Myanmar government spokesman Zaw Htay has declined to comment throughout
the proceedings, saying Myanmar courts were independent and the case
will be conducted according to the law.
Throughout Monday's hearing, Kyaw Soe Oo's two-year-old daughter kept
grabbing her father's collar as he hugged and kissed her. Pan Ei Mon, Wa
Lone's wife who is expecting their first child, sat closely behind him
during the proceedings and held his arm.
DECEMBER ARRESTS
The reporters have told relatives they were arrested almost immediately
after being handed some rolled up papers at a restaurant in northern
Yangon by two policemen they had not met before.

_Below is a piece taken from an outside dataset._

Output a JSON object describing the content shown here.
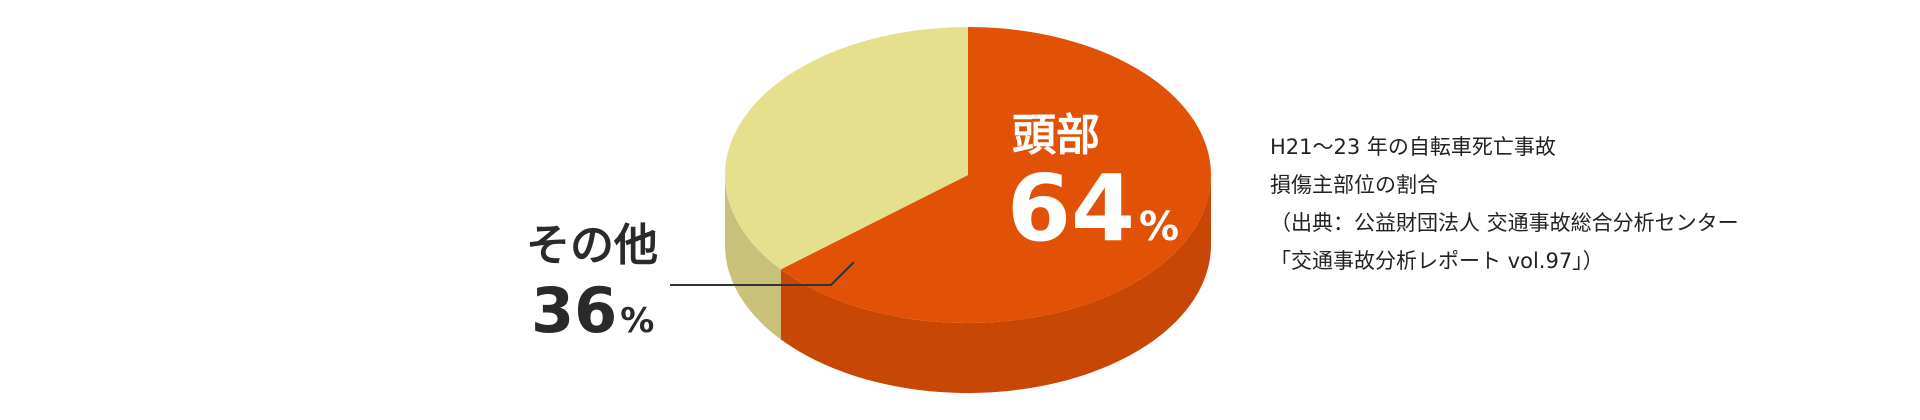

"The reporters' unintentional, momentary possession of papers,
wrongfully planted on them by police as part of an orchestrated trap,
and without any knowledge of their contents, cannot be a basis for
criminal charges under the Official Secrets Act," defense lawyer Khin
Maung Zaw told the court.
In April, Police Captain Moe Yan Naing testified that a senior officer
had ordered his subordinates to plant secret documents on Wa Lone to
"trap" the reporter.
After his court appearance, Moe Yan Naing was sentenced to a year in
jail for violating police discipline and his family was evicted from
police housing. Police have said the eviction and his sentencing were
not related to his testimony.
Senior police officials have dismissed the testimony as untruthful.

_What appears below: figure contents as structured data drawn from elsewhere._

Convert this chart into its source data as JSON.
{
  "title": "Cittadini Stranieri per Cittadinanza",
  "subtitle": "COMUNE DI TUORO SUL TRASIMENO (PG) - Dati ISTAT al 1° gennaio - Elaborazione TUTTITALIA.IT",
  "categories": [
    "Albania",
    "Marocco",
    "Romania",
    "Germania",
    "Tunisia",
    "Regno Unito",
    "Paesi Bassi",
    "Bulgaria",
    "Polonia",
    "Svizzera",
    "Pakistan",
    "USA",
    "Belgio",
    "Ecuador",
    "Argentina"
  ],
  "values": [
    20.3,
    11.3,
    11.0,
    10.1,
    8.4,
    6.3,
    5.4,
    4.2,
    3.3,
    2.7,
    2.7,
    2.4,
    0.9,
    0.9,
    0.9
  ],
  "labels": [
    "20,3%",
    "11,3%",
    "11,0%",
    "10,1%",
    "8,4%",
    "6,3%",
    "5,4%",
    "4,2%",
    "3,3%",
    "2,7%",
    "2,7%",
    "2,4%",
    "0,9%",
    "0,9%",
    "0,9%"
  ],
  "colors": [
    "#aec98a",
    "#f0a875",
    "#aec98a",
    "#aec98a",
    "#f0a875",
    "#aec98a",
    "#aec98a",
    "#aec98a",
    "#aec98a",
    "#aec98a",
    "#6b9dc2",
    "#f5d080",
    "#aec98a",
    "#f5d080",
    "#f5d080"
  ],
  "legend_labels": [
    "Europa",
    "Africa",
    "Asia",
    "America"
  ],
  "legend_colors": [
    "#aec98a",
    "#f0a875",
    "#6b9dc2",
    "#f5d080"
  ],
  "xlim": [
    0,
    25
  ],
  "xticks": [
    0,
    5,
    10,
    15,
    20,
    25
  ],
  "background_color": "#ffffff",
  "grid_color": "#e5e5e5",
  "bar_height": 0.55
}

Wa Lone said after the hearing that the prosecution had not been able to
show that he and Kyaw Soe Oo had broken the law.
"We believe that the court will make a fair decision for our nation, for
law and order, and for justice," he told reporters.
Writers, press freedom and human rights activists around the world have
rallied on behalf of the imprisoned reporters, with the United Nations
and several Western countries calling for their release.